Por más que el niño, muerto de miedo, había ido preguntando a todos los miembros de su familia sobre la historia de la mariposa negra, no conseguía sacarle a nadie ninguna explicación satisfactoria. Fue el guarda de la hacienda quien le metió el miedo en el cuerpo. Debido a que en los últimos años había habido problemas para abastecer de agua la plantación, tuvieron que perforar, no demasiado lejos de la vivienda principal, un profundo pozo. El caso es que, para evitar que el pequeño se acercara a ese nuevo peligro, aquel hombre le había dicho que, en el fondo del agujero, habitaba la tan temida mariposa de los muertos. Para aumentar aún más el temor del niño, le contó una ancestral historia que circulaba por la región. Las gentes decían que cuando alguien veía la mariposa de los muertos, en un corto periodo de tiempo alguien de su familia moriría. Por ese motivo no debía mirar por el brocal del pozo pues, de forma inevitable, contemplaría a ese bicho infernal alado —casi tan grande como un murciélago— y, después, alguien muy querido fallecería irremediablemente.

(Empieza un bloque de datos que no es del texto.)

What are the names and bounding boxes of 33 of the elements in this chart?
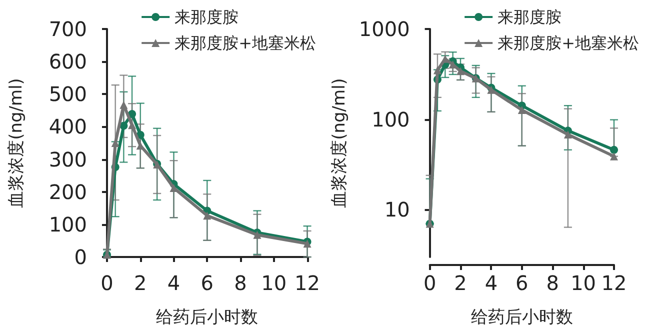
y-tick-label: 400 xyxy=(48,114,87,139)
x-axis-title: 给药后小时数 xyxy=(470,308,573,328)
y-tick-label: 500 xyxy=(48,82,87,106)
x-tick-label: 0 xyxy=(423,271,436,295)
y-tick-label: 300 xyxy=(48,147,87,172)
x-tick-label: 2 xyxy=(454,271,467,295)
x-tick-label: 12 xyxy=(294,271,320,295)
y-axis-title: 血浆浓度(ng/ml) xyxy=(330,78,350,208)
x-tick-label: 10 xyxy=(570,271,596,295)
y-axis-title: 血浆浓度(ng/ml) xyxy=(6,78,26,208)
x-tick-label: 4 xyxy=(167,271,180,295)
y-tick-label: 600 xyxy=(48,50,87,74)
x-axis-title: 给药后小时数 xyxy=(156,308,258,328)
y-tick-label: 10 xyxy=(384,198,410,222)
legend-label: 来那度胺+地塞米松 xyxy=(498,34,639,52)
legend-label: 来那度胺+地塞米松 xyxy=(174,34,316,52)
x-tick-label: 4 xyxy=(484,271,498,295)
y-tick-label: 1000 xyxy=(358,17,410,41)
x-tick-label: 6 xyxy=(200,271,214,295)
y-tick-label: 700 xyxy=(48,17,87,41)
x-tick-label: 2 xyxy=(134,271,147,295)
y-tick-label: 0 xyxy=(74,245,87,269)
x-tick-label: 0 xyxy=(100,271,114,295)
legend-label: 来那度胺 xyxy=(498,8,562,26)
y-tick-label: 200 xyxy=(48,180,87,204)
x-tick-label: 12 xyxy=(601,271,627,295)
x-tick-label: 8 xyxy=(546,271,559,295)
y-tick-label: 100 xyxy=(372,107,410,132)
x-tick-label: 8 xyxy=(234,271,247,295)
x-tick-label: 6 xyxy=(516,271,528,295)
legend-label: 来那度胺 xyxy=(174,8,239,26)
x-tick-label: 10 xyxy=(261,271,287,295)
y-tick-label: 100 xyxy=(48,212,87,236)
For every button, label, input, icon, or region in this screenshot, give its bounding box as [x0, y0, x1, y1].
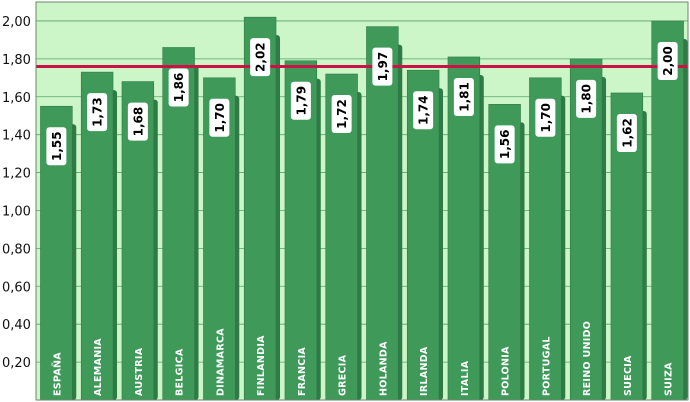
value-label-text: 1,62 [620, 118, 634, 148]
value-label-box [127, 102, 148, 141]
value-label-box [453, 77, 474, 116]
value-label: 1,55 [46, 127, 67, 166]
value-label-text: 1,79 [294, 86, 308, 116]
category-label: ITALIA [460, 360, 471, 396]
category-label: POLONIA [501, 346, 512, 396]
bar [366, 26, 399, 401]
value-label: 2,00 [657, 41, 678, 80]
value-label-text: 1,68 [131, 107, 145, 137]
value-label: 1,62 [616, 113, 637, 152]
value-label-box [331, 95, 352, 134]
value-label-box [168, 68, 189, 107]
category-label: FRANCIA [297, 347, 308, 396]
value-label-box [657, 41, 678, 80]
value-labels: 1,55 1,73 1,68 1,86 1,70 2,02 1,79 1,72 1,97 1,74… [46, 38, 678, 166]
y-axis-tick-labels: 0,20 0,40 0,60 0,80 1,00 1,20 1,40 1,60 1,80 2,00 [2, 15, 31, 371]
category-labels: ESPAÑA ALEMANIA AUSTRIA BELGICA DINAMARCA FIN… [52, 321, 674, 396]
value-label-text: 2,00 [661, 46, 675, 76]
value-label-box [87, 93, 108, 132]
category-label: SUIZA [664, 362, 675, 396]
value-label-text: 2,02 [254, 42, 268, 72]
value-label-box [290, 81, 311, 120]
category-label: PORTUGAL [541, 336, 552, 396]
value-label-box [250, 38, 271, 77]
y-tick-label: 1,60 [2, 91, 31, 106]
category-label: GRECIA [338, 354, 349, 396]
value-label-text: 1,55 [50, 131, 64, 161]
y-tick-label: 1,00 [2, 204, 31, 219]
category-label: HOLANDA [378, 341, 389, 396]
value-label-box [535, 98, 556, 137]
value-label: 1,79 [290, 81, 311, 120]
value-label: 1,70 [535, 98, 556, 137]
value-label-text: 1,72 [335, 99, 349, 129]
y-tick-label: 0,40 [2, 318, 31, 333]
value-label-box [576, 79, 597, 118]
y-tick-label: 1,80 [2, 53, 31, 68]
value-label-text: 1,73 [91, 97, 105, 127]
bars [40, 16, 688, 401]
value-label-box [372, 47, 393, 86]
bar [243, 16, 277, 401]
category-label: REINO UNIDO [582, 321, 593, 396]
value-label: 1,81 [453, 77, 474, 116]
value-label-text: 1,74 [417, 95, 431, 125]
value-label: 1,72 [331, 95, 352, 134]
category-label: ALEMANIA [93, 338, 104, 396]
value-label: 1,73 [87, 93, 108, 132]
category-label: IRLANDA [419, 346, 430, 396]
value-label: 2,02 [250, 38, 271, 77]
value-label-box [413, 91, 434, 130]
category-label: ESPAÑA [52, 352, 63, 396]
category-label: AUSTRIA [134, 347, 145, 396]
category-label: BELGICA [175, 348, 186, 396]
category-label: SUECIA [623, 355, 634, 396]
value-label-box [494, 125, 515, 164]
y-tick-label: 0,60 [2, 280, 31, 295]
value-label-text: 1,97 [376, 52, 390, 82]
value-label: 1,86 [168, 68, 189, 107]
value-label: 1,80 [576, 79, 597, 118]
value-label: 1,56 [494, 125, 515, 164]
value-label-text: 1,70 [539, 103, 553, 133]
value-label-text: 1,70 [213, 103, 227, 133]
y-tick-label: 1,40 [2, 129, 31, 144]
bar [121, 81, 155, 401]
category-label: FINLANDIA [256, 335, 267, 396]
value-label-text: 1,80 [580, 84, 594, 114]
value-label: 1,68 [127, 102, 148, 141]
value-label: 1,70 [209, 98, 230, 137]
bar [651, 20, 684, 401]
category-label: DINAMARCA [215, 328, 226, 396]
value-label: 1,74 [413, 91, 434, 130]
y-tick-label: 0,80 [2, 242, 31, 257]
value-label-box [209, 98, 230, 137]
value-label-text: 1,81 [457, 82, 471, 112]
y-tick-label: 1,20 [2, 167, 31, 182]
value-label-text: 1,56 [498, 130, 512, 160]
value-label: 1,97 [372, 47, 393, 86]
value-label-text: 1,86 [172, 73, 186, 103]
y-tick-label: 0,20 [2, 356, 31, 371]
plot-border [35, 1, 689, 401]
value-label-box [616, 113, 637, 152]
bar [325, 73, 358, 401]
value-label-box [46, 127, 67, 166]
y-tick-label: 2,00 [2, 15, 31, 30]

Poco a poco, en el interior del niño, se fue forjando una especie de obsesión por aquel monstruo diabólico y, no solo no se aproximaba al pozo por temor a que, de repente, viera salir al animal de su húmedo escondrijo, sino que incluso dejó de jugar por el exterior de la casa. No cabe decir el estupor que sintió la criatura cuando, un atardecer de verano, justo al abrir la ventana para que entrara un poco de fresco, irrumpió revoloteando una grotesca mariposa, negra como la pez, que voló durante unos segundos por aquel cuarto. Después, salió por la venta mientras el niño permanecía petrificado y pálido. El grito que no dio por puro pánico se quedó atrapado dentro de él. No dijo nada a nadie.
Pocos días después, pidió a su padre que invitase al menor de sus primos a pasar con ellos una tarde. —Padre, dígale al tío que traiga a José; hace mucho que no nos vemos y lo echo de menos—.
Al día siguiente, los dos primos pasaron la tarde jugando por la finca y, de forma premeditada, el aterrado niño invitó a su primo a asomarse por el brocal del pozo para, según él, descubrir un tesoro. El pequeño, ajeno a lo que estaba a punto de suceder, necesitó colaboración para poder poner su barriguita sobre el borde. Sin embargo, la ayuda llevó más impulso del debido y después de un grito, un golpe y unos minutos de ecos siniestros, todo quedó en silencio. —Ya tienes a uno de los míos; no toques a los demás—.
Después, entró en la casa. Se sentó al lado de su madre mientras miraba a su hermana pequeña jugando con una muñeca. «Os he salvado la vida»— pensó.
—¿Dónde está José? —requirió la mujer.
—Estábamos jugando al escondite y no lo he encontrado; cuando se aburra volverá.